いつもの買付旅行だと、コンビニの軽食コーナーのような簡素な店で、ペルメニやピロシキ、ボルシチで済ましてしまうのが日常だっただけに、この豪華絢爛の内装で心のときめきが半分、居心地の悪さが半分。どうも格式高い場所は苦手である。
 しかもメニューは分厚く、百科事典のようで、ロシア語で料理の詳細な説明が書かれている。慣れ親しんだ使い古されたメニューとはちがう。深くため息をつき、心が落ち着くのを待つが、日本でも食事と言えば、ホルモン屋の串焼き、レストランと言えば町中華の餃子、寿司と言えば回転ずしという食生活が胃袋に染み込んでいるので、なかなか平常心を保つことができない。
 しかも理解できるロシア語はほとんどない。

 結局、食べ慣れたペルメニとオリヴィエサラダ、それに「ノスタルギア」の看板メニュー、ビーフストロガノフを注文。ローマさんとチェリパシカ氏は、それ以外にもカツレツや海鮮料理を頼み、私の貧乏性の胃袋を笑う。

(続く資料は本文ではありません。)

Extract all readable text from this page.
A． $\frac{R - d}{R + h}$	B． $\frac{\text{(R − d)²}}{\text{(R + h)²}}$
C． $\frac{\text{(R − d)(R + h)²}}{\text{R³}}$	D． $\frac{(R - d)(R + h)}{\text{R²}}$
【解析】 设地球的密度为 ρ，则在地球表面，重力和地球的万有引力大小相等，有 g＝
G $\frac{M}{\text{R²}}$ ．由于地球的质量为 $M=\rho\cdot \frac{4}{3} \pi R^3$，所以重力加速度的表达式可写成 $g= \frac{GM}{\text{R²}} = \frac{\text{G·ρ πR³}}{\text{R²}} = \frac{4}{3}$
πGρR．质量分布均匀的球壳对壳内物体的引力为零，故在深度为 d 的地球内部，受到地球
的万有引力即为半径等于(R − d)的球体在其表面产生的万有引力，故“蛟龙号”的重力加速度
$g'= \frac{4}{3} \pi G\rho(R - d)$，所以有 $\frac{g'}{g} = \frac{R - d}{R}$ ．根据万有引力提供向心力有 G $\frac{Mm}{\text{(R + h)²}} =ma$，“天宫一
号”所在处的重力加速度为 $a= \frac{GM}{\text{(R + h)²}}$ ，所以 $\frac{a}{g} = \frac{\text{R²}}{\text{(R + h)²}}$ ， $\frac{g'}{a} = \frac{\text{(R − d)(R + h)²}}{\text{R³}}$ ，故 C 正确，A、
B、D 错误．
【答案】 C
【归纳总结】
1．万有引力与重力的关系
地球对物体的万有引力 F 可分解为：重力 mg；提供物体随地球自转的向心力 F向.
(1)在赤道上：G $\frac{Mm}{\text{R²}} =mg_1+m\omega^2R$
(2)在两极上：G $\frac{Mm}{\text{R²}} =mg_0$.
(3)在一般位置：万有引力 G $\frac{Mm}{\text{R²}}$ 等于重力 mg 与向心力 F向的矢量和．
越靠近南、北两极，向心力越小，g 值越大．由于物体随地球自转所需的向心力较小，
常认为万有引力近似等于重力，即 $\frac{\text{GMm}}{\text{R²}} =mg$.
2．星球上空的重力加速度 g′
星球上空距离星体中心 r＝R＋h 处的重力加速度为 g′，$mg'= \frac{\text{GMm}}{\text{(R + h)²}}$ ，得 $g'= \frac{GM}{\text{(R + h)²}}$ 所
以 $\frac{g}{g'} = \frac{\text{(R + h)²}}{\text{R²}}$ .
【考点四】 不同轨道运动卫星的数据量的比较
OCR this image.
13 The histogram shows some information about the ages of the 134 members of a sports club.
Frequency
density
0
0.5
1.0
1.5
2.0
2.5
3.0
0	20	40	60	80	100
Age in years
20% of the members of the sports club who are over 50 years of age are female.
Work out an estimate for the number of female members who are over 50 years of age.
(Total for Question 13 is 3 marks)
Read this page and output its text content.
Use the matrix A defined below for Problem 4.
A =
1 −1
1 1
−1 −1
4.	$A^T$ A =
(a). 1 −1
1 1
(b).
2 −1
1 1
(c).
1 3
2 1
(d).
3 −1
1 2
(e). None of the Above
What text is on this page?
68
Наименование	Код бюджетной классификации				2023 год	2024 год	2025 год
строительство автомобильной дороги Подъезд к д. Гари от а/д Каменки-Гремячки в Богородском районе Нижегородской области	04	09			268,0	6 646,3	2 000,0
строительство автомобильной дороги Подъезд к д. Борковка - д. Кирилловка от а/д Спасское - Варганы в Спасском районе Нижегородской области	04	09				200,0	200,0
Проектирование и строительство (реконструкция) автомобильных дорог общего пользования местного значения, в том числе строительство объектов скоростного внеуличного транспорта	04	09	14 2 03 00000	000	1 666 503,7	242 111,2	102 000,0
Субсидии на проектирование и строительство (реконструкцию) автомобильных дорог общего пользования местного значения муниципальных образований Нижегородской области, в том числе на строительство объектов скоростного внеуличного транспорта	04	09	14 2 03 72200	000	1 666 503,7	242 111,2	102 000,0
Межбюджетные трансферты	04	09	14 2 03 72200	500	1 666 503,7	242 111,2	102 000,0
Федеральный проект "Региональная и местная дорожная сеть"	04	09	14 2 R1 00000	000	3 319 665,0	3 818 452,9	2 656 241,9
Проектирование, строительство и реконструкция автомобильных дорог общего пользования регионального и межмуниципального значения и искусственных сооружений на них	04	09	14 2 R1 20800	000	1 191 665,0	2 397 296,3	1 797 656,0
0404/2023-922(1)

「せっかくウラジオストックに来たんだ、ステーキを一プードぐらい食べたらどうだい?」
「一プードって?」
「ロシアの重量をはかる単位で、今だと十六キロぐらいの重さだ」
「十六キロの肉なんて、一年分の食べる量だよ」
「日本人の胃袋は、ウサギ並みというのは嘘じゃないんだな」
「その喩え、ウサギに悪いね。ウサギは昔から崇高なベジタリアンだ」
「それならばネズミにしよう」
「ネズミほど子沢山じゃないけどね」
 そんな他愛ない会話をしながら、ビーフストロガノフをスプーンですくう。
 生クリームが溶け込んでいるのか、濃厚な味わいが舌の上をとろりと転がっていく。そのなかを赤ん坊の拳大の肉の塊と玉ねぎが、皿のなかを所狭しと絡み合っている。日本の淡白なクリームシチューを想像していてはいけない。
 濃密、濃艶、豊潤、強靭、豊満な舌触りは、草食系民族である日本人には、脂質が強すぎて、皿一杯分を食べ終えただけで、ずっしりと胃のなかに鎮座してしまい、ほかの料理にまで手が回らなくなる。